No hay espacio para la ingenuidad y explicar estas manifestaciones sólo por el alza del pasaje del metro, es eso y mucho más. La gente se cansó, es algo que hemos estado diciendo los últimos años, no hay persona en el mundo que pueda soportar tanta injusticia, tanto desdén y tanto tiempo sin ser escuchados. En ese sentido defenderse de la violencia de gobiernos y del estado neoliberal es la inevitable respuesta y los jóvenes dándonos el ejemplo. ¡Bendita juventud!
En esos incendios, en ese fuego arde la impotencia, la rabia, la tristeza de un país en que la mitad de los trabajadores gana menos de 350 mil pesos, donde para poder comer deben endeudarse con tarjetas del retail, donde te exigen trabajar 45 horas a la semana y no puedes asegurar una vida digna, porque dignidad humana señores, no es solo tener para comer y vestirse malamente, es también tener espacio para vacacionar, para compartir con tu familia y amigos, es también cultura, educación y entretención. Ese fuego exige, clama por una nueva Constitución democrática y que asegure derechos para todos y todas.
Lo que inició en Santiago sólo puede agudizarse, porque el Gobierno de Los Tiempos Mejores apaga el fuego con bencina una y otra vez e instala mayor represión, acorralando a los manifestantes. El Presidente Piñera ha señalado que “vivimos tiempos difíciles”, casi como un dejavu de su primer gobierno el 2010 y un muy mal chiste de su slogan de campaña.
La burla de los ministros o del propio Presidente comiendo pizza en un caro local de Vitacura, mientras el país se quemaba, es el símbolo de la indolencia del Gobierno. Algunos se concentran en la violencia, de la cual no sabemos de dónde viene, hemos visto uniformados infiltrados en manifestaciones similares y por otra parte parece ser más importante el incendio de una estación de metro que la muerte de adultos mayores por no contar con las condiciones mínimas para sobrevivir y que deciden quitarse la vida. Un contrasentido.

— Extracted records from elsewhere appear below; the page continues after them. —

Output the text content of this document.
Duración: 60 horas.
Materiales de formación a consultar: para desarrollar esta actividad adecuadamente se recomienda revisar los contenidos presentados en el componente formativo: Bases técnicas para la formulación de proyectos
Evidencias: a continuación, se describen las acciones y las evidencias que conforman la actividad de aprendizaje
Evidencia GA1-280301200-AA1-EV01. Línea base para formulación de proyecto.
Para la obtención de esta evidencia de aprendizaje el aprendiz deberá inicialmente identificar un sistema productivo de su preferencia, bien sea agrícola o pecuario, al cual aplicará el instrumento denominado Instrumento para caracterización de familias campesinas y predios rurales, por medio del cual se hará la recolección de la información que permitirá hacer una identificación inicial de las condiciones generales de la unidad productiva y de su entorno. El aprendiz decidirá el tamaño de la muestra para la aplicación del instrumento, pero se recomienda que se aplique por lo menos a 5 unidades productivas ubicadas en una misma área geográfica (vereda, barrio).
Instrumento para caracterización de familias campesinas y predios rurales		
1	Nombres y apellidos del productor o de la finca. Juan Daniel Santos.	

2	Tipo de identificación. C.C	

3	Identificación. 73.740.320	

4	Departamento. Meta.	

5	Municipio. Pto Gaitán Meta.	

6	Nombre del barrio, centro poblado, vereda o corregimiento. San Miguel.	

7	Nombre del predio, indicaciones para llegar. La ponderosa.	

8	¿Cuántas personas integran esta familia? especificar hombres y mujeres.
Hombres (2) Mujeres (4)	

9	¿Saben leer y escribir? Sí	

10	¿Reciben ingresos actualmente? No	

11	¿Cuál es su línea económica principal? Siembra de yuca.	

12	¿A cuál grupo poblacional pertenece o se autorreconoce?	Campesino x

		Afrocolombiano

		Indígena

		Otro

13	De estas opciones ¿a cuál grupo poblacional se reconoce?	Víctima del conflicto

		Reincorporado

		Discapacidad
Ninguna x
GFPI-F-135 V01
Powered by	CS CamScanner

Nadie puede estar de acuerdo con las acciones de un lumpen que busca sólo dañar, no se puede justificar, pero la gran mayoría de los manifestantes salió a la calle por la violencia y humillación del Estado, “treinta pesos, por treinta años”, aunque la verdad es que esto viene de mucho antes, como herencia post Dictadura.
En Coyhaique, en la marcha de este sábado, Carabineros actuó casi por obligación, porque tenía que hacerlo, porque simplemente tenían que usar su carro lanza agua y vehículo de lacrimógenas en contra del pueblo, reprimiendo a niños pequeños, mujeres y adultos mayores, sin mediar provocación alguna, luego de la multitudinaria marcha de este sábado por la tarde. Las autoridades ausentes a nivel nacional y local, el Presidente ya no gobierna, sino que lo hacen los militares, como en Dictadura.
Por eso hay que avanzar en mejorar el sistema de pensiones, subir los sueldos, mejorar la salud y educación pública, nacionalizar los recursos naturales, terminar con los altos sueldos de políticos, acabar con el saqueo de los grupos económicos y la colusión de los grandes empresarios. El diagnóstico es el mismo desde hace años, lo que pasa es que los políticos y particularmente el gobierno no ha sabido escuchar, con un Presidente totalmente superado y que dejará para la historia las protestas más multitudinarias de la democracia y entregándole el país a los militares, superado por su propia incompetencia.
Los gobiernos conocen la receta. Van a intentar poner en contra a los propios trabajadores, instalar el miedo en las personas y el terror en las poblaciones. Pero saben, como dicen en las redes sociales, nos quitaron tanto, que nos quitaron hasta el miedo.
¡Avancemos juntos hacia un nuevo pacto social!